Brenda and Buzz Clark drove through the fire Thursday morning, barely escaping as their Edgewood Lane neighborhood burned, leaving them homeless for the time being.
"I don't know how any of us got out of there," Buzz Clark said. "It was two lanes going out. There was cars on both sides of us burning, exploding."
They've been sleeping in their car in the Walmart parking lot, feeling safe under the security cameras.
There they turned their attention to the needs of others. They bought $350 worth of groceries and set them out on the pavement for anybody who needs them.
"And then it just snowballed," Buzz Clark said. "You see people just all of the sudden showing up, bringing food.
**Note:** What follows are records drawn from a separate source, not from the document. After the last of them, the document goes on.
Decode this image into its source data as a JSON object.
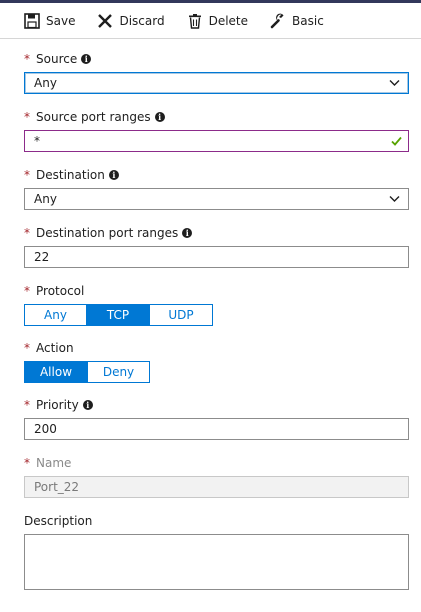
{
  "toolbar": {
    "save_label": "Save",
    "discard_label": "Discard",
    "delete_label": "Delete",
    "basic_label": "Basic"
  },
  "form": {
    "required_marker": "*",
    "source": {
      "label": "Source",
      "value": "Any"
    },
    "source_port_ranges": {
      "label": "Source port ranges",
      "value": "*"
    },
    "destination": {
      "label": "Destination",
      "value": "Any"
    },
    "destination_port_ranges": {
      "label": "Destination port ranges",
      "value": "22"
    },
    "protocol": {
      "label": "Protocol",
      "options": [
        "Any",
        "TCP",
        "UDP"
      ],
      "selected": "TCP"
    },
    "action": {
      "label": "Action",
      "options": [
        "Allow",
        "Deny"
      ],
      "selected": "Allow"
    },
    "priority": {
      "label": "Priority",
      "value": "200"
    },
    "name": {
      "label": "Name",
      "value": "Port_22"
    },
    "description": {
      "label": "Description",
      "value": ""
    }
  },
  "colors": {
    "accent": "#0078d4",
    "required": "#a4262c",
    "valid_check": "#57a300"
  },
  "icons": [
    "save-icon",
    "discard-icon",
    "delete-icon",
    "basic-wrench-icon",
    "info-icon",
    "chevron-down-icon",
    "checkmark-icon"
  ]
}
These people over here are cooking."
The pile of goods has continued to grow.
"Everybody's coming to help each other right now. Everybody's doing what they got to do," Routh told FOX40.
While FOX40 was speaking with Routh, Kristin Crostley joined the conversation.
"All of our paychecks, all of our jobs, everything just gone," Crostley said.
Crostley fled to Calaveras County after the fire with her son, daughter and two grandchildren. But they decided to come right back to Butte County where there was more help available.
They found many items they needed in the donation pile outside the Oroville Walmart.
"Because there's more help and everybody has such a normal life everywhere else but here," Crostley said. "Everyone's just going to work and the sun is shining, and our life and our world is not. But God knows all about it."
In the growing pile of donations, the fire victims found hope. It says a lot about the community.
"It says they're pretty damn good," Crostley said. "It says that there's humanity still left in the world because we thought it was gone but it's obviously not."
"This right here really woke me up. Makes me see a whole new world out here," Routh said.
As of Monday evening, the items needed most in the collection pile were toiletries, towels, blankets and breathing masks. You can drop items off in the parking lot.